We’ve generated synthetic data using Isaac Sim and trained some DetectNetv2 object detection models, following the official tutorial here: https://docs.nvidia.com/isaac/isaac/packages/detect_net/doc/detect_net.html. Unfortunately, the object detection models are not performing as well as we had hoped on real-world data. The model performs fine on synthetic images.
We have spent some time trying to improve our synthetic data by setting up the Unity scene and randomization parameters to better match the real-world scene but we still have not had much success. Since the model is being purely trained on synthetic data right now, we figure training with a mix of real world & synthetic data could improve the accuracy of the model. However, we believe we don’t have enough data to mix the datasets. Our synthetic dataset size is 20000 per object and our real-world dataset is small, 200 frames or less per object we want to detect. The size of the synthetic dataset will likely dilute the importance of the real world data. Due to overfitting concerns, we don’t want to train on purely real-world data either.

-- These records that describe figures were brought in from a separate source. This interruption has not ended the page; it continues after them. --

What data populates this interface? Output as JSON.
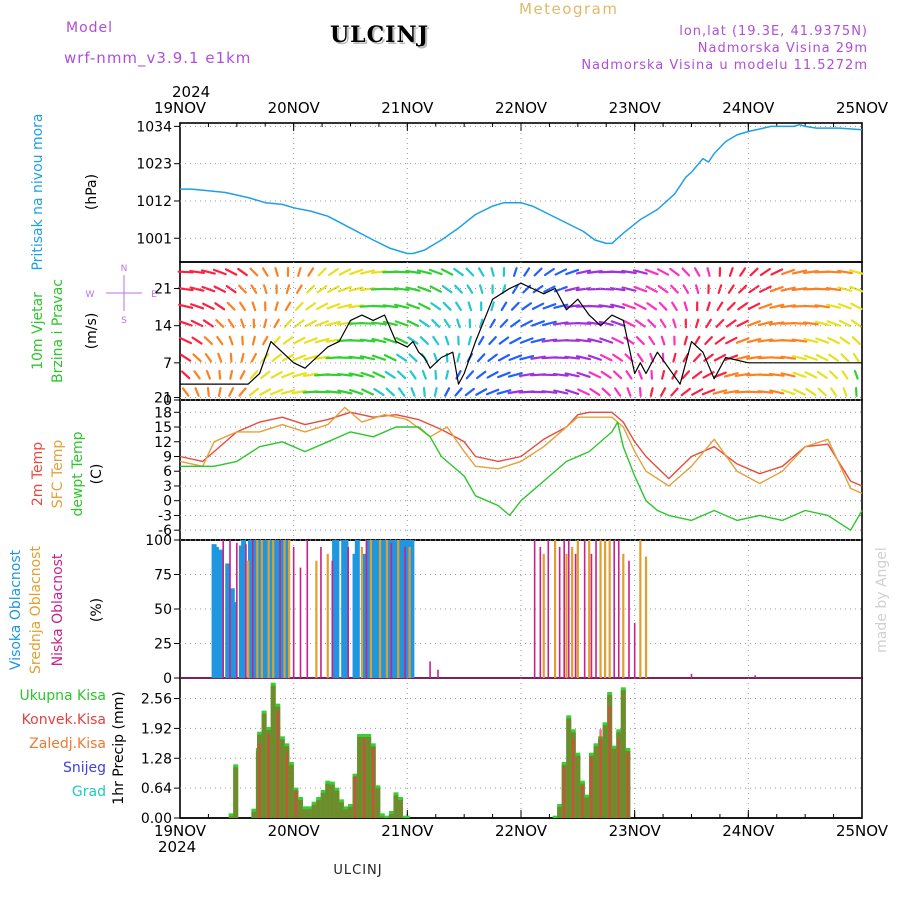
{
  "header": {
    "model_label": "Model",
    "model_name": "wrf-nmm_v3.9.1 e1km",
    "station": "ULCINJ",
    "title": "Meteogram",
    "coords": "lon,lat (19.3E, 41.9375N)",
    "elevation": "Nadmorska Visina 29m",
    "model_elevation": "Nadmorska Visina u modelu 11.5272m",
    "year_top": "2024",
    "year_bottom": "2024",
    "footer_station": "ULCINJ",
    "watermark": "made by Angel"
  },
  "colors": {
    "pressure": "#1ea0e6",
    "t2m": "#e84a3c",
    "sfc": "#e2a13a",
    "dewpt": "#2cc62c",
    "high_cloud": "#1e96e0",
    "mid_cloud": "#e0a030",
    "low_cloud": "#c8208c",
    "total_precip": "#34d034",
    "conv_precip": "#e84040",
    "speed_line": "#000000"
  },
  "time_axis": {
    "labels": [
      "19NOV",
      "20NOV",
      "21NOV",
      "22NOV",
      "23NOV",
      "24NOV",
      "25NOV"
    ]
  },
  "chart_data": [
    {
      "type": "line",
      "id": "pressure",
      "ylabels": [
        "Pritisak na nivou mora",
        "(hPa)"
      ],
      "yticks": [
        1001,
        1012,
        1023,
        1034
      ],
      "ylim": [
        994,
        1035
      ],
      "series": [
        {
          "x": [
            0,
            0.1,
            0.25,
            0.4,
            0.6,
            0.75,
            0.9,
            1.0,
            1.15,
            1.3,
            1.5,
            1.7,
            1.85,
            2.0,
            2.05,
            2.15,
            2.3,
            2.45,
            2.6,
            2.75,
            2.85,
            3.0,
            3.1,
            3.25,
            3.4,
            3.55,
            3.65,
            3.75,
            3.8,
            3.9,
            4.05,
            4.2,
            4.35,
            4.45,
            4.5,
            4.55,
            4.6,
            4.65,
            4.7,
            4.8,
            4.9,
            5.0,
            5.2,
            5.4,
            5.45,
            5.5,
            5.6,
            5.8,
            6.0
          ],
          "values": [
            1015.5,
            1015.5,
            1015,
            1014.5,
            1013,
            1011.5,
            1011,
            1010,
            1009,
            1007.5,
            1004,
            1000.5,
            998,
            996.5,
            996.5,
            997.5,
            1000.5,
            1004,
            1008,
            1010.5,
            1011.5,
            1011.5,
            1010.5,
            1008,
            1005.5,
            1003,
            1000.5,
            999.5,
            999.5,
            1002.5,
            1006.5,
            1009.5,
            1014,
            1019,
            1020.5,
            1022.5,
            1024.5,
            1023.5,
            1026,
            1029.5,
            1031.5,
            1032.5,
            1034,
            1034,
            1034.5,
            1034,
            1033.5,
            1033.5,
            1033
          ]
        }
      ]
    },
    {
      "type": "line",
      "id": "wind",
      "ylabels": [
        "10m Vjetar",
        "Brzina i Pravac",
        "(m/s)"
      ],
      "compass": [
        "N",
        "S",
        "E",
        "W"
      ],
      "yticks": [
        0,
        7,
        14,
        21
      ],
      "ylim": [
        0,
        26
      ],
      "series": [
        {
          "name": "speed",
          "x": [
            0,
            0.3,
            0.5,
            0.6,
            0.7,
            0.8,
            0.9,
            1.0,
            1.1,
            1.2,
            1.3,
            1.4,
            1.5,
            1.6,
            1.7,
            1.8,
            1.9,
            2.0,
            2.05,
            2.1,
            2.15,
            2.2,
            2.3,
            2.4,
            2.45,
            2.5,
            2.6,
            2.75,
            2.9,
            3.0,
            3.1,
            3.2,
            3.3,
            3.4,
            3.5,
            3.6,
            3.7,
            3.8,
            3.9,
            4.0,
            4.05,
            4.1,
            4.2,
            4.3,
            4.4,
            4.5,
            4.6,
            4.7,
            4.8,
            5.0,
            5.2,
            5.4,
            5.6,
            5.8,
            6.0
          ],
          "values": [
            3,
            3,
            3,
            3,
            5,
            11,
            9,
            7,
            6,
            8,
            10,
            11,
            15,
            16,
            15,
            16,
            11,
            10,
            11,
            9,
            8,
            6,
            8,
            9,
            3,
            5,
            11,
            19,
            21,
            22,
            21,
            20,
            21,
            17,
            19,
            16,
            14,
            16,
            15,
            5,
            7,
            5,
            9,
            6,
            3,
            11,
            9,
            4,
            8,
            7,
            7,
            7,
            7,
            7,
            7
          ]
        }
      ]
    },
    {
      "type": "line",
      "id": "temperature",
      "ylabels": [
        "2m Temp",
        "SFC Temp",
        "dewpt Temp",
        "(C)"
      ],
      "yticks": [
        -6,
        -3,
        0,
        3,
        6,
        9,
        12,
        15,
        18,
        21
      ],
      "ylim": [
        -8,
        20.5
      ],
      "series": [
        {
          "name": "2m Temp",
          "x": [
            0,
            0.2,
            0.3,
            0.5,
            0.7,
            0.9,
            1.1,
            1.3,
            1.5,
            1.7,
            1.9,
            2.1,
            2.3,
            2.5,
            2.6,
            2.8,
            3.0,
            3.2,
            3.4,
            3.5,
            3.6,
            3.8,
            3.9,
            4.0,
            4.1,
            4.3,
            4.5,
            4.7,
            4.9,
            5.1,
            5.3,
            5.5,
            5.7,
            5.9,
            6.0
          ],
          "values": [
            9,
            8,
            10,
            14,
            16,
            17,
            15.5,
            16.5,
            18,
            17,
            17.5,
            16.5,
            14.5,
            12,
            9,
            8,
            9,
            12.5,
            15,
            17.5,
            18,
            18,
            16,
            12,
            9,
            4.5,
            9,
            11,
            7.5,
            5.5,
            7,
            11,
            11.5,
            4,
            3
          ]
        },
        {
          "name": "SFC Temp",
          "x": [
            0,
            0.2,
            0.3,
            0.5,
            0.7,
            0.9,
            1.1,
            1.3,
            1.45,
            1.6,
            1.8,
            2.0,
            2.2,
            2.35,
            2.5,
            2.6,
            2.8,
            3.0,
            3.2,
            3.4,
            3.5,
            3.6,
            3.8,
            3.9,
            4.0,
            4.1,
            4.3,
            4.5,
            4.7,
            4.9,
            5.1,
            5.3,
            5.5,
            5.7,
            5.9,
            6.0
          ],
          "values": [
            8,
            7,
            12,
            14,
            14,
            15.5,
            14,
            15.5,
            19,
            16,
            17.5,
            16.5,
            13,
            15,
            10,
            7,
            6.5,
            8,
            11,
            15,
            17,
            17,
            17,
            15,
            10,
            6,
            3,
            7,
            12.5,
            6,
            3.5,
            6,
            11,
            12.5,
            2.5,
            1.5
          ]
        },
        {
          "name": "dewpt Temp",
          "x": [
            0,
            0.2,
            0.3,
            0.5,
            0.7,
            0.9,
            1.1,
            1.3,
            1.5,
            1.7,
            1.9,
            2.1,
            2.2,
            2.3,
            2.5,
            2.6,
            2.8,
            2.9,
            3.0,
            3.2,
            3.4,
            3.6,
            3.8,
            3.85,
            3.9,
            4.0,
            4.1,
            4.2,
            4.3,
            4.5,
            4.7,
            4.9,
            5.1,
            5.3,
            5.5,
            5.7,
            5.9,
            6.0
          ],
          "values": [
            7,
            7,
            7,
            8,
            11,
            12,
            10,
            12,
            14,
            13,
            15,
            15,
            13,
            9,
            5,
            1,
            -1,
            -3,
            0,
            4,
            8,
            10,
            14,
            16,
            11,
            5,
            0,
            -2,
            -3,
            -4,
            -2,
            -4,
            -3,
            -4,
            -2,
            -3,
            -6,
            -2
          ]
        }
      ]
    },
    {
      "type": "bar",
      "id": "cloud",
      "ylabels": [
        "Visoka Oblacnost",
        "Srednja Oblacnost",
        "Niska Oblacnost",
        "(%)"
      ],
      "yticks": [
        0,
        25,
        50,
        75,
        100
      ],
      "ylim": [
        0,
        100
      ],
      "series": [
        {
          "name": "Visoka Oblacnost",
          "x": [
            0.3,
            0.32,
            0.36,
            0.42,
            0.46,
            0.48,
            0.54,
            0.56,
            0.62,
            0.66,
            0.7,
            0.74,
            0.76,
            0.8,
            0.84,
            0.86,
            0.9,
            0.94,
            1.36,
            1.38,
            1.44,
            1.46,
            1.54,
            1.56,
            1.62,
            1.66,
            1.7,
            1.72,
            1.74,
            1.78,
            1.8,
            1.84,
            1.88,
            1.9,
            1.94,
            1.96,
            2.0,
            2.04
          ],
          "values": [
            97,
            95,
            93,
            83,
            65,
            55,
            96,
            100,
            100,
            100,
            100,
            100,
            100,
            100,
            100,
            100,
            100,
            100,
            100,
            100,
            100,
            100,
            90,
            100,
            90,
            100,
            100,
            100,
            100,
            100,
            100,
            100,
            100,
            100,
            100,
            100,
            100,
            100
          ]
        },
        {
          "name": "Srednja Oblacnost",
          "x": [
            0.6,
            0.68,
            0.72,
            0.78,
            0.82,
            0.92,
            0.96,
            1.2,
            1.3,
            1.6,
            1.68,
            1.76,
            1.82,
            1.92,
            2.02,
            3.2,
            3.3,
            3.4,
            3.45,
            3.5,
            3.6,
            3.7,
            3.74,
            3.78,
            3.9,
            4.05,
            4.1
          ],
          "values": [
            85,
            100,
            100,
            100,
            100,
            100,
            100,
            85,
            90,
            95,
            100,
            100,
            100,
            100,
            95,
            90,
            100,
            90,
            95,
            100,
            100,
            100,
            100,
            100,
            90,
            100,
            88
          ]
        },
        {
          "name": "Niska Oblacnost",
          "x": [
            0.38,
            0.44,
            0.5,
            0.58,
            0.64,
            0.88,
            1.0,
            1.06,
            1.12,
            1.24,
            1.34,
            1.48,
            1.64,
            1.86,
            1.98,
            2.2,
            2.27,
            3.12,
            3.17,
            3.24,
            3.34,
            3.38,
            3.42,
            3.48,
            3.56,
            3.62,
            3.66,
            3.82,
            3.86,
            3.95,
            4.0,
            4.5,
            5.06
          ],
          "values": [
            100,
            100,
            98,
            97,
            100,
            100,
            95,
            80,
            100,
            95,
            85,
            95,
            100,
            98,
            95,
            12,
            6,
            100,
            95,
            100,
            95,
            100,
            100,
            90,
            100,
            90,
            100,
            100,
            100,
            85,
            40,
            3,
            2
          ]
        }
      ]
    },
    {
      "type": "bar",
      "id": "precip",
      "ylabels": [
        "1hr Precip (mm)"
      ],
      "legend": [
        "Ukupna Kisa",
        "Konvek.Kisa",
        "Zaledj.Kisa",
        "Snijeg",
        "Grad"
      ],
      "yticks": [
        0,
        0.64,
        1.28,
        1.92,
        2.56
      ],
      "ylim": [
        0,
        3.0
      ],
      "series": [
        {
          "name": "Ukupna Kisa",
          "x": [
            0.45,
            0.49,
            0.65,
            0.69,
            0.7,
            0.74,
            0.78,
            0.82,
            0.86,
            0.9,
            0.94,
            0.98,
            1.02,
            1.06,
            1.1,
            1.14,
            1.18,
            1.22,
            1.26,
            1.3,
            1.34,
            1.38,
            1.42,
            1.46,
            1.5,
            1.54,
            1.58,
            1.62,
            1.66,
            1.7,
            1.74,
            1.78,
            1.82,
            1.86,
            1.9,
            1.94,
            1.98,
            2.0,
            3.3,
            3.34,
            3.38,
            3.42,
            3.46,
            3.5,
            3.54,
            3.58,
            3.62,
            3.66,
            3.7,
            3.74,
            3.78,
            3.82,
            3.86,
            3.9,
            3.94
          ],
          "values": [
            0.1,
            1.15,
            0.2,
            1.5,
            1.85,
            2.3,
            1.95,
            2.9,
            2.45,
            1.75,
            1.6,
            1.2,
            0.65,
            0.45,
            0.25,
            0.25,
            0.35,
            0.45,
            0.6,
            0.8,
            0.78,
            0.65,
            0.4,
            0.25,
            0.3,
            0.95,
            1.8,
            1.8,
            1.8,
            1.6,
            0.7,
            0.1,
            0.05,
            0.15,
            0.55,
            0.45,
            0.05,
            0.05,
            0.05,
            0.3,
            1.2,
            2.2,
            1.9,
            1.4,
            0.8,
            0.5,
            1.4,
            1.6,
            1.75,
            2.05,
            2.7,
            1.55,
            1.9,
            2.8,
            1.5
          ]
        },
        {
          "name": "Konvek.Kisa",
          "x": [
            0.7,
            0.78,
            0.86,
            0.94,
            1.02,
            1.54,
            1.62,
            1.7,
            3.38,
            3.46,
            3.54,
            3.62,
            3.7,
            3.78,
            3.86,
            3.94
          ],
          "values": [
            1.6,
            1.8,
            2.3,
            1.4,
            0.6,
            0.9,
            1.7,
            1.5,
            1.1,
            1.7,
            0.7,
            1.3,
            1.9,
            2.4,
            1.7,
            1.4
          ]
        }
      ]
    }
  ]
}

For reference, here are some example values from the models we’ve trained:
- Model Type: DetectNetv2 - ResNet18
- Batch Size: 16
- Epochs: 120
- Dataset size: 20000
- Final Validation Cost: 0.000026
- mAP on Synthetic Data: 99.6%
- mAP on Real Data: 23.4%
- Training Tool Used: Nvidia Transfer Learning Toolkit
Do you have any advice on any steps we can take to improve the accuracy of our object detection models? Any changes we can make on the synthetic data generation side? On the training side, we thought about including the small real-world dataset in the training data but increasing its impact on the training process, perhaps by modifying the loss function to weigh real-world data more than synthetic data. Is that something we could feasibly do using Nvidia’s tools and models? Any other changes we should try on the training side?